Met ingang van 1 januari 2024 wordt bij de toepassing van de 30%-regeling na 20 maanden de 30%-vergoeding gemaximeerd tot een 20%-vergoeding en na de volgende 20 maanden een 10%-vergoeding. Als de werknemer van inhoudingsplichtige wisselt, kan bij de nieuwe inhoudingsplichtige de 30%-regeling van toepassing zijn.
Vraag en antwoord
Hoe moet het van toepassing zijnde percentage van artikel 31a, achtste lid, van de Wet op de loonbelasting 1964 (Wet LB 1964) worden toegepast als een werknemer een nieuwe inhoudingsplichtige krijgt?
Als de werknemer van inhoudingsplichtige wisselt en artikel 10ed van het Uitvoeringsbesluit loonbelasting 1965 (UBLB 1965) is van toepassing, blijft de bewijsregel gedurende de resterende looptijd van toepassing. Het gevolg is dat de nieuwe inhoudingsplichtige de eerdere looptijd aan de voorkant kort. Er kan niet opnieuw begonnen worden met een percentage van 30 voor 20 maanden.
Als de werknemer een nieuwe inhoudingsplichtige krijgt en hij wordt opnieuw een ingekomen werknemer, wordt de eventuele eerdere looptijd van de 30%-regeling gekort aan de achterkant en kan wel opnieuw worden begonnen met een percentage van 30 voor ten hoogste 20 maanden.
Welk percentage moet inhoudingsplichtige toepassen?
In artikel 31a, achtste lid, Wet LB 1964 is bepaald dat het percentage van 30 voor de toepassing van de 30%-regeling ten hoogste voor 20 maanden kan worden toegepast. Voor de daaropvolgende periode van ten hoogste 20 maanden kan maximaal een percentage van 20 worden toegepast en de daaropvolgende periode van ten hoogste 20 maanden maximaal een percentage van 10.
Gedurende de looptijd van de 30%-regeling kan de hoogte van de maximale 30%-vergoeding daarom wijzigen. Als een werknemer van inhoudingsplichtige wisselt, is de vraag welk percentage de nieuwe inhoudingsplichtige moet toepassen. Er kunnen dan twee situaties relevant zijn:
- Een werknemer wisselt van inhoudingsplichtige en artikel 10ed UBLB 1965 is van toepassing.
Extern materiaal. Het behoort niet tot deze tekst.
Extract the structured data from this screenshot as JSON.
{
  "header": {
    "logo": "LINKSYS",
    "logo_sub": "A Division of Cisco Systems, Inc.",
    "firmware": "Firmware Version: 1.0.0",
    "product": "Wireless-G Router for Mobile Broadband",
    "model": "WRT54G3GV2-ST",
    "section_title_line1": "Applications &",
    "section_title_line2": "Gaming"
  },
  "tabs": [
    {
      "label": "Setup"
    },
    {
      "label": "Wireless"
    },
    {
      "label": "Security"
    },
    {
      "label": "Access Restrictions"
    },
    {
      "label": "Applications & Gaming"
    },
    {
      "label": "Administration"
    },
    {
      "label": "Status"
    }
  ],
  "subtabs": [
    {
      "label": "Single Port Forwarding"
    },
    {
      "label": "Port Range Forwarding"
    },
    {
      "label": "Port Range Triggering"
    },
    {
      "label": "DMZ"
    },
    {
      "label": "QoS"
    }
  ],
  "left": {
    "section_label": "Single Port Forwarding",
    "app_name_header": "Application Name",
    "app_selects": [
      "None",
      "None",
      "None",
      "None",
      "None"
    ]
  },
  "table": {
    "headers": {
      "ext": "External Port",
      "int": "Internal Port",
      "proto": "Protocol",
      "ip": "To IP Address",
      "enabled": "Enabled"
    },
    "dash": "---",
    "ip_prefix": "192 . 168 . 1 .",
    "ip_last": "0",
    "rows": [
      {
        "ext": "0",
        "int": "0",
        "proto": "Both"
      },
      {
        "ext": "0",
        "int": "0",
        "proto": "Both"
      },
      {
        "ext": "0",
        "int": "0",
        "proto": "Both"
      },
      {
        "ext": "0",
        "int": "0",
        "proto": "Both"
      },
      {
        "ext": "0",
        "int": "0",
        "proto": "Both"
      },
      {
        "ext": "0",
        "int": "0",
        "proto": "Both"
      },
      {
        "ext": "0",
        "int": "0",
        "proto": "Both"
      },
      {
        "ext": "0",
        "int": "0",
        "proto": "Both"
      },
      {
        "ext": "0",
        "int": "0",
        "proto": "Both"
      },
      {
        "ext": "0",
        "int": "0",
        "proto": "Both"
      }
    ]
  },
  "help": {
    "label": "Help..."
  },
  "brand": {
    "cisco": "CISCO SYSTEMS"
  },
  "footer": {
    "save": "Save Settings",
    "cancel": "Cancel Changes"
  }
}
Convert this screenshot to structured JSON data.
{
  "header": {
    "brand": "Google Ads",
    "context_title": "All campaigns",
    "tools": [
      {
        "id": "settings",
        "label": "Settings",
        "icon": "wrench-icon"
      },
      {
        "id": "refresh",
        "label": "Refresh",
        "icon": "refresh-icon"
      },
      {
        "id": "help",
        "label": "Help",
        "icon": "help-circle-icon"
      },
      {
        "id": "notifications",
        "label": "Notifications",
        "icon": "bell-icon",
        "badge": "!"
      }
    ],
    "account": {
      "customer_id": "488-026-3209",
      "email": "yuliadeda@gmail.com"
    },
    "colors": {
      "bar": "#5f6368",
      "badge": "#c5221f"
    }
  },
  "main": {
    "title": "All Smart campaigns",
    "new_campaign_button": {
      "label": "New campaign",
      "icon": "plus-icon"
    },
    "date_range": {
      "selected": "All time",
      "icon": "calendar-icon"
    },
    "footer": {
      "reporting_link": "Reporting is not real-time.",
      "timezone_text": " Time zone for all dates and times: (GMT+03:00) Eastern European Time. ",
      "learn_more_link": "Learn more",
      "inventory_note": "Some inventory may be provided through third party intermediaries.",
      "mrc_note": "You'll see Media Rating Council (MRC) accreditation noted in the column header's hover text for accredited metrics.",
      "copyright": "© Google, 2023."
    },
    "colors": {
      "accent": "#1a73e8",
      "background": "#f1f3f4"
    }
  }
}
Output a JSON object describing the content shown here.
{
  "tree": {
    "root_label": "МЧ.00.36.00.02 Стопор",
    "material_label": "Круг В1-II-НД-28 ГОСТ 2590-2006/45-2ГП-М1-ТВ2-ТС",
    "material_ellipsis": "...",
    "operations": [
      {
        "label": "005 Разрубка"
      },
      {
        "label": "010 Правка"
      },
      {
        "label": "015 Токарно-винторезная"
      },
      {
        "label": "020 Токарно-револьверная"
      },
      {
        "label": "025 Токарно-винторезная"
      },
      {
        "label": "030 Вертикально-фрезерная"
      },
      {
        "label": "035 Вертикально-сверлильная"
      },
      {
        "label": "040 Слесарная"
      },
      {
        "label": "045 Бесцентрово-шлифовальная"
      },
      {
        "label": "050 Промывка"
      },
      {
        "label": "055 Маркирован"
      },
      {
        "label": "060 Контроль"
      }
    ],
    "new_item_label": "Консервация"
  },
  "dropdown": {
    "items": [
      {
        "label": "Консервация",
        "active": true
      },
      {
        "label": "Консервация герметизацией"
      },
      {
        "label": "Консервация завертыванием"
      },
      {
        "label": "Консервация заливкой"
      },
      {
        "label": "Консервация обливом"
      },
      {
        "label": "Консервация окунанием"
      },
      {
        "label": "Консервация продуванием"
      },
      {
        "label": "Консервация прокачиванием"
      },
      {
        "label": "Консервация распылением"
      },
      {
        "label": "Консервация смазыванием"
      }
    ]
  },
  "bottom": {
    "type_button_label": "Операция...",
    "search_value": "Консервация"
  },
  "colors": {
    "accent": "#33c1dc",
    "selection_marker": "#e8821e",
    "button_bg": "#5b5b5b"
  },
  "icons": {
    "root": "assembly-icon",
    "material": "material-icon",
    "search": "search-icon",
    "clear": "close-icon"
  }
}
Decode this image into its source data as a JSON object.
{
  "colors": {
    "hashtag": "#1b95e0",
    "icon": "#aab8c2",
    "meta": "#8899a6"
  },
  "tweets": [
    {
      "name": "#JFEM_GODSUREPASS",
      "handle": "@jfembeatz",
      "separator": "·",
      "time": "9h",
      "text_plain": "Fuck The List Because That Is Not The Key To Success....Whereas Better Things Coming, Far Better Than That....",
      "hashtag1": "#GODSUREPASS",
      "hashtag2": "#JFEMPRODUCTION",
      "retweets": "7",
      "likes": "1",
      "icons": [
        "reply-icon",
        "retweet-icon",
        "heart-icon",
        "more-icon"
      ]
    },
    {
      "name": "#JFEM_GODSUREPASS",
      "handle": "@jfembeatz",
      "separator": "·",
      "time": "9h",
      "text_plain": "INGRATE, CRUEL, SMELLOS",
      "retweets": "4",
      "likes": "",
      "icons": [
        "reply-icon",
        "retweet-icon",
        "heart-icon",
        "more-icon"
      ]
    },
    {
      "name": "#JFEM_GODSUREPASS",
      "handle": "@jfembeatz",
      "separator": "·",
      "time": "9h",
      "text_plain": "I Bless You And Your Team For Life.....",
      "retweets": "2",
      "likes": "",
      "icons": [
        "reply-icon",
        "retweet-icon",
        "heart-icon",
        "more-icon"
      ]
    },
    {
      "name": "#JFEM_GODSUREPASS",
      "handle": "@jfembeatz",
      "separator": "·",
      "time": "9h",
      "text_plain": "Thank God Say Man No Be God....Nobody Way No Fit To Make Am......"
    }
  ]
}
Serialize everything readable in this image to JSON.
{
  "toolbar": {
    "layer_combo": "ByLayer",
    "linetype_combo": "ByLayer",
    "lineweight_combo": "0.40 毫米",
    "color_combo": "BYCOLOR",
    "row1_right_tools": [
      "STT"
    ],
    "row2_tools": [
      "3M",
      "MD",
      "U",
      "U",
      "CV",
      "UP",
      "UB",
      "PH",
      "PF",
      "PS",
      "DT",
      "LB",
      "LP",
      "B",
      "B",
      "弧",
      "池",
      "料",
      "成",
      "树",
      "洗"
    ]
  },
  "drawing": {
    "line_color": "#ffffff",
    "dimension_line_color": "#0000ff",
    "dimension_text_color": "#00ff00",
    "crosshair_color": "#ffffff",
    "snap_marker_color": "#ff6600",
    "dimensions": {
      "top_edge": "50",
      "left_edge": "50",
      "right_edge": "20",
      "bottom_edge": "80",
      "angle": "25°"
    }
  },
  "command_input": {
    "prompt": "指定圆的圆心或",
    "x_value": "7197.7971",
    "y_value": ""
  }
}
- Een werknemer wisselt van inhoudingsplichtige, maar artikel 10ed UBLB 1965 is niet van toepassing. In de periode tussen de twee inhoudingsplichtigen is de werknemer geen ingekomen werknemer, maar bij de start bij de nieuwe inhoudingsplichtige kan de werknemer opnieuw worden aangemerkt als ingekomen werknemer in de zin van artikel 10e, tweede lid, onderdeel b, UBLB 1965.
Ad 1. Nieuwe inhoudingsplichtige kort eerdere looptijd aan voorkant
Als de werknemer van inhoudingsplichtige wisselt en artikel 10ed UBLB 1965 is van toepassing, blijft de bewijsregel gedurende de resterende looptijd van toepassing. Het gevolg is dat de nieuwe inhoudingsplichtige de eerdere looptijd aan de voorkant kort. Er kan niet opnieuw worden begonnen met een percentage van 30 voor 20 maanden.
Deze berekeningswijze moet ook worden toegepast als een werknemer binnen een concern wisselt van inhoudingsplichtige (artikel 10ej UBLB 1965).
Voorbeeld
A is een ingekomen werknemer. Hij heeft 21 maanden gebruikt gemaakt van de 30%-regeling bij inhoudingsplichtige B. Na 21 maanden wordt zijn dienstbetrekking beëindigd. Na twee maanden krijgt hij een nieuwe baan bij inhoudingsplichtige C.
Inhoudingsplichtige C moet dan rekening houden met de looptijd voordat A bij hem in dienst is getreden. Hij kan dan nog 17 maanden het percentage van 20 toepassen en 20 maanden het percentage van 10 als maximale vergoeding.
Ad 2. Eerdere looptijd gekort aan achterkant
Als een werknemer wisselt van werkgever en hij wordt opnieuw een ingekomen werknemer, wordt de eventuele eerdere looptijd van de 30%-regeling gekort aan de achterkant.
Hetzelfde geldt wanneer geen sprake is van een nieuwe inhoudingsplichtige maar wanneer een werknemer wel opnieuw wordt aangemerkt als ingekomen werknemer.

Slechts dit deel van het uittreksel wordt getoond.